Long Noncoding RNAs in Acute Myeloid Leukemia: Functional Characterization and Clinical Relevance

Abstract

Acute Myeloid Leukemia (AML) is the most common form of leukemia in adults with an incidence of 4.3 per 100,000 cases per year. Historically, the identification of genetic alterations in AML focused on protein-coding genes to provide biomarkers and to understand the molecular complexity of AML. Despite these findings and because of the heterogeneity of this disease, questions as to the molecular mechanisms underlying AML development and progression remained unsolved. Recently, transcriptome-wide profiling approaches have uncovered a large family of long noncoding RNAs (lncRNAs). Larger than 200 nucleotides and with no apparent protein coding potential, lncRNAs could unveil a new set of players in AML development. Originally considered as dark matter, lncRNAs have critical roles to play in the different steps of gene expression and thus affect cellular homeostasis including proliferation, survival, differentiation, migration or genomic stability. Consequently, lncRNAs are found to be differentially expressed in tumors, notably in AML, and linked to the transformation of healthy cells into leukemic cells. In this review, we aim to summarize the knowledge concerning lncRNAs functions and implications in AML, with a particular emphasis on their prognostic and therapeutic potential.

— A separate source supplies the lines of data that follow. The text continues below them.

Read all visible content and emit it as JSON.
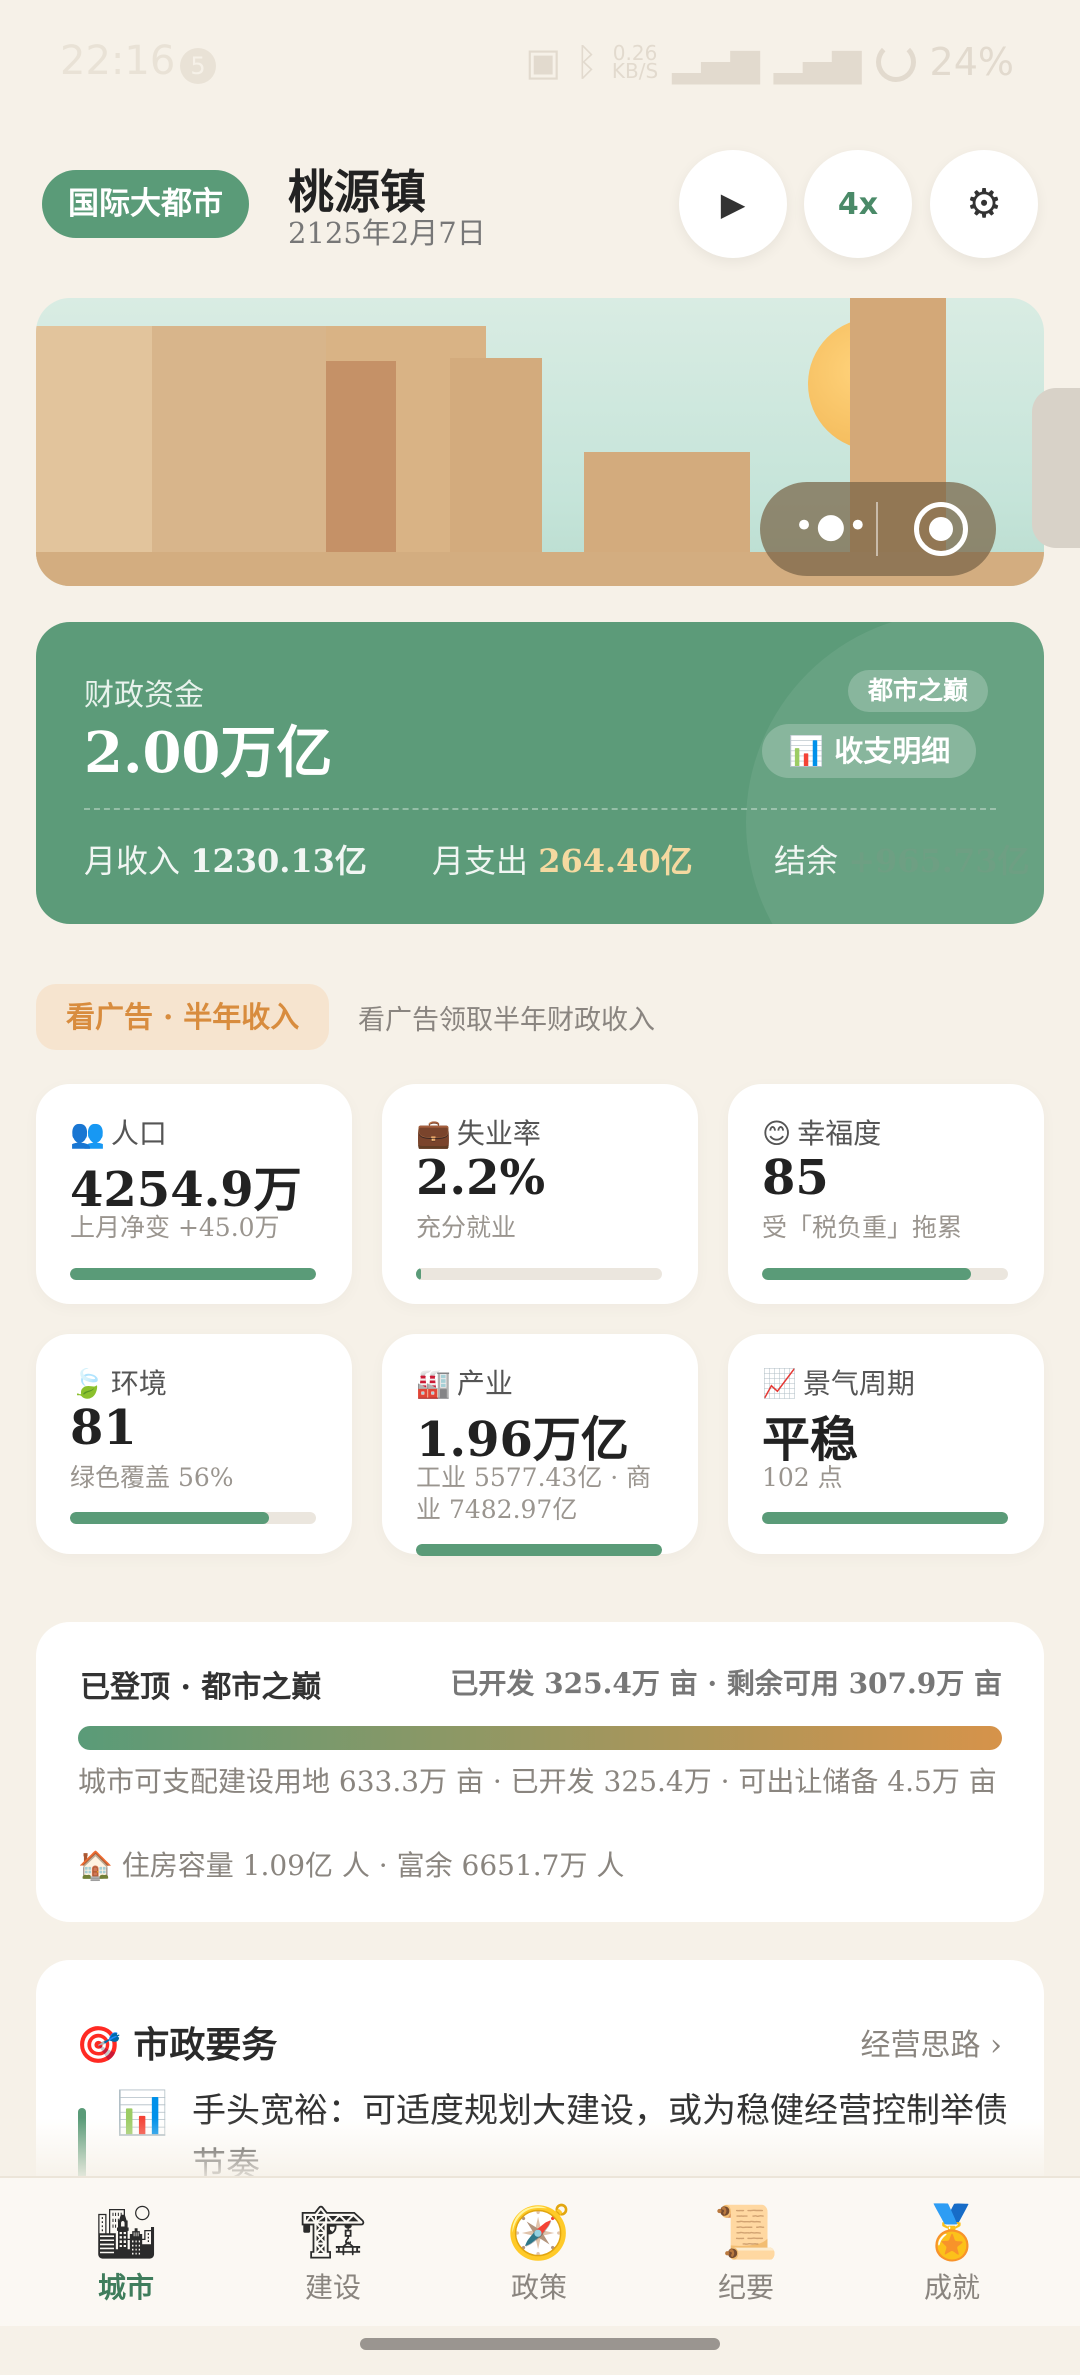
{
  "status_bar": {
    "time": "22:16",
    "notification_count": "5",
    "net_speed_value": "0.26",
    "net_speed_unit": "KB/S",
    "battery": "24%"
  },
  "header": {
    "tier_badge": "国际大都市",
    "town_name": "桃源镇",
    "date": "2125年2月7日",
    "speed_label": "4x"
  },
  "finance": {
    "label": "财政资金",
    "amount": "2.00万亿",
    "peak_badge": "都市之巅",
    "detail_button": "收支明细",
    "income_label": "月收入",
    "income_value": "1230.13亿",
    "expense_label": "月支出",
    "expense_value": "264.40亿",
    "balance_label": "结余",
    "balance_value": "+965.73亿"
  },
  "ad": {
    "button": "看广告 · 半年收入",
    "text": "看广告领取半年财政收入"
  },
  "stats": [
    {
      "icon": "👥",
      "title": "人口",
      "value": "4254.9万",
      "sub": "上月净变 +45.0万",
      "level": 1.0
    },
    {
      "icon": "💼",
      "title": "失业率",
      "value": "2.2%",
      "sub": "充分就业",
      "level": 0.022
    },
    {
      "icon": "😊",
      "title": "幸福度",
      "value": "85",
      "sub": "受「税负重」拖累",
      "level": 0.85
    },
    {
      "icon": "🍃",
      "title": "环境",
      "value": "81",
      "sub": "绿色覆盖 56%",
      "level": 0.81
    },
    {
      "icon": "🏭",
      "title": "产业",
      "value": "1.96万亿",
      "sub": "工业 5577.43亿 · 商业 7482.97亿",
      "level": 1.0
    },
    {
      "icon": "📈",
      "title": "景气周期",
      "value": "平稳",
      "sub": "102 点",
      "level": 1.0
    }
  ],
  "land": {
    "title": "已登顶 · 都市之巅",
    "summary": "已开发 325.4万 亩 · 剩余可用 307.9万 亩",
    "detail": "城市可支配建设用地 633.3万 亩 · 已开发 325.4万 · 可出让储备 4.5万 亩",
    "housing": "🏠 住房容量 1.09亿 人 · 富余 6651.7万 人"
  },
  "tasks": {
    "title": "🎯 市政要务",
    "link": "经营思路 ›",
    "item": "手头宽裕：可适度规划大建设，或为稳健经营控制举债节奏"
  },
  "nav": [
    {
      "icon": "🏙",
      "label": "城市"
    },
    {
      "icon": "🏗",
      "label": "建设"
    },
    {
      "icon": "🧭",
      "label": "政策"
    },
    {
      "icon": "📜",
      "label": "纪要"
    },
    {
      "icon": "🏅",
      "label": "成就"
    }
  ]
}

Keywords: acute myeloid leukemia; biomarkers; long noncoding RNA.

Figure 1

Long Noncoding RNAs: a truly large and multifaced family. Nuclear lncRNAs are implicated in (A) Epigenetic regulations, leading to the recruitment of activator/repressor chromatin modifying complexes on their target promoters, (B) Transcriptional regulations, guiding or preventing the recruitment of transcription factors on the promoters of their targets or on other active chromatin sites, (C) Splicing regulations regulating recruitment of spliceosome partners. Cytoplasmic lncRNAs also affect post-transcriptional steps regulating (D) mRNA stability modulating degradation, positively or negatively or acting as (E) small regulatory RNA sponges. Finally, they regulate (F) mRNA translation. LncRNAs can also be (G) small peptide producers.

Figure 2

LncRNAs control cell survival and myeloid differentiation leading to AML development. Several examples of lncRNA-controlled pathways are illustrated in this picture, showing known lncRNA targets and how they are regulated.

Figure 3

LncRNAs in clinic: (A) lncRNA biomarkers. High throughput technologies are used to quantify lncRNAs and highlight their prognostic potential. LncRNAs are promising predictive biomarkers as their expressions can be highly tissue and/or cancer specific. Some of them are even present in biofluids allowing an easy and non-invasive detection method. (B) LncRNAs as a therapeutic tool. Highly cancer-specific, lncRNAs can be used as tools to selectively kill tumor cells. For example, a plasmid containing diphtheria toxin under the control of H19 regulatory sequences has been designed to selectively target tumor cells which overexpressed H19 compared to normal cells. Diphtheria toxin is massively produced and selectively kills H19-overexpressing tumor cells. (C) LncRNAs targeted cancer therapies. Oncogenic LncRNAs as target: silencing of its expression: (1) Small interfering RNA (siRNA) are double-stranded RNA oligonucleotides antisense and complementary to target lncRNA sequences. They induce degradation of their target by recruiting the RISC (RNA-induced silencing) complex. (2) An antisense oligonucleotide (ASO) is a single-stranded DNA oligonucleotide that is complementary to the target RNA and able to induce its degradation by recruiting RNase H. (3) Ribozymes (Ribonucleic acid Enzymes) are single-stranded RNA. By adopting specific conformations, they are able to bind RNA targets and catalyze their degradation. Oncogenic LncRNAs as target: silencing their activity: Small molecules are also able to hide partners’ interaction sites (DNA, RNA, proteins) to suppress their activities. (4) Aptamers are single stranded DNA folded into secondary and tertiary structures that can bind specific structural regions of the target lncRNAs. (5) Small molecule Inhibitors can also disrupt lncRNA interactions. Tumor suppressor lncRNAs as target: Rescue of its expression: It can be provided by common gene therapy strategies, packaging the whole transcript into viral or non-viral delivery tools. Future promising tool: (J) New Genome editing strategies such as CRISPR/Cas9 are developing very fast to knock-in/out lncRNA candidates.